An arithmetic sequence is a sequence of numbers where the difference between successive terms, the sequence’s stride, is constant. For example, [8, 19, 30, 41] is an arithmetic sequence with stride 11 because 19–8 = 30–19 = 41–30 = 11.

Suppose that, given a list, you need to find a maximum arithmetic sequence that indexes strictly increasing terms. For instance, from the list [70,20,60,30,40,10,0,60], the values 20, 40, and 60 are three values in increasing order that are evenly spaced in the list (appearing at indices 1, 4, and 7), but there is no way to select four such terms. That means that [1, 4, 7] is a longest suitable arithmetic sequence of indices. This problem can be solved by exhaustive search.

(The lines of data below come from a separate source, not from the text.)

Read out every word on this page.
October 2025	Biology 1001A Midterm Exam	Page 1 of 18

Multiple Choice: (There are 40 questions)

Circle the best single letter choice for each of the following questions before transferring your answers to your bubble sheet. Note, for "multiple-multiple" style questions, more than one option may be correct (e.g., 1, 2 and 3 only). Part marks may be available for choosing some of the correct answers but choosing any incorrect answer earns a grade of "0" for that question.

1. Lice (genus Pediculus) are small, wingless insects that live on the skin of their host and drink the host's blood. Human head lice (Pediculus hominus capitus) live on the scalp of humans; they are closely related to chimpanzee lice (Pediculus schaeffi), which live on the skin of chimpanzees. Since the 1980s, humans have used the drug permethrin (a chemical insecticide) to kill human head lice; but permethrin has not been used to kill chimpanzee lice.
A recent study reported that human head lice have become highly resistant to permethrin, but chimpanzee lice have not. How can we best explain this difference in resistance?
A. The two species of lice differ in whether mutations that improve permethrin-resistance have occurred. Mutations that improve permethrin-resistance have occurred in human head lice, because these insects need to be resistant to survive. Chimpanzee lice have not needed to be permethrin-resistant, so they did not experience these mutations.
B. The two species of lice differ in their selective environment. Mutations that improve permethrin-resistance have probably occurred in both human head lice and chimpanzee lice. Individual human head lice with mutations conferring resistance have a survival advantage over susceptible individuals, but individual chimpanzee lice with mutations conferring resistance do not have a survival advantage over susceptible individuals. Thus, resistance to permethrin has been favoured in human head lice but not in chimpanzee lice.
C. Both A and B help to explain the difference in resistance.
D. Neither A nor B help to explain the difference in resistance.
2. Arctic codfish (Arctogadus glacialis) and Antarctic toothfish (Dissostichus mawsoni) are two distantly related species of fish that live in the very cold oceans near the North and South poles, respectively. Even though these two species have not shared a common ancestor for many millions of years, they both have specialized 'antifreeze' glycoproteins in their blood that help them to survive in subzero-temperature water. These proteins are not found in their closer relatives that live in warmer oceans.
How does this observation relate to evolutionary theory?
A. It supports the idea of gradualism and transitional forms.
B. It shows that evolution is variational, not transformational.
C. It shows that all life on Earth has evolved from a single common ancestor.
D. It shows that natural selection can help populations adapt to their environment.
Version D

Write python method find_longest_suitable_sequence so that it takes in a list of numbers and returns a maximum arithmetic sequence that indexes strictly increasing terms from that list. For example, for find_longest_suitable_sequence([70, 20, 60, 30, 40, 10, 0, 60]), [1, 4, 7] is a solution.

A na ̈ıve exhaustive search that considers every possible indexing by an arithmetic sequence will run slowly on most large inputs. Try to find a way to reduce the search space so that the algorithm uses far fewer array accesses on typical inputs. You will receive 5 bonus points if you incorporate these measures to improve the performance.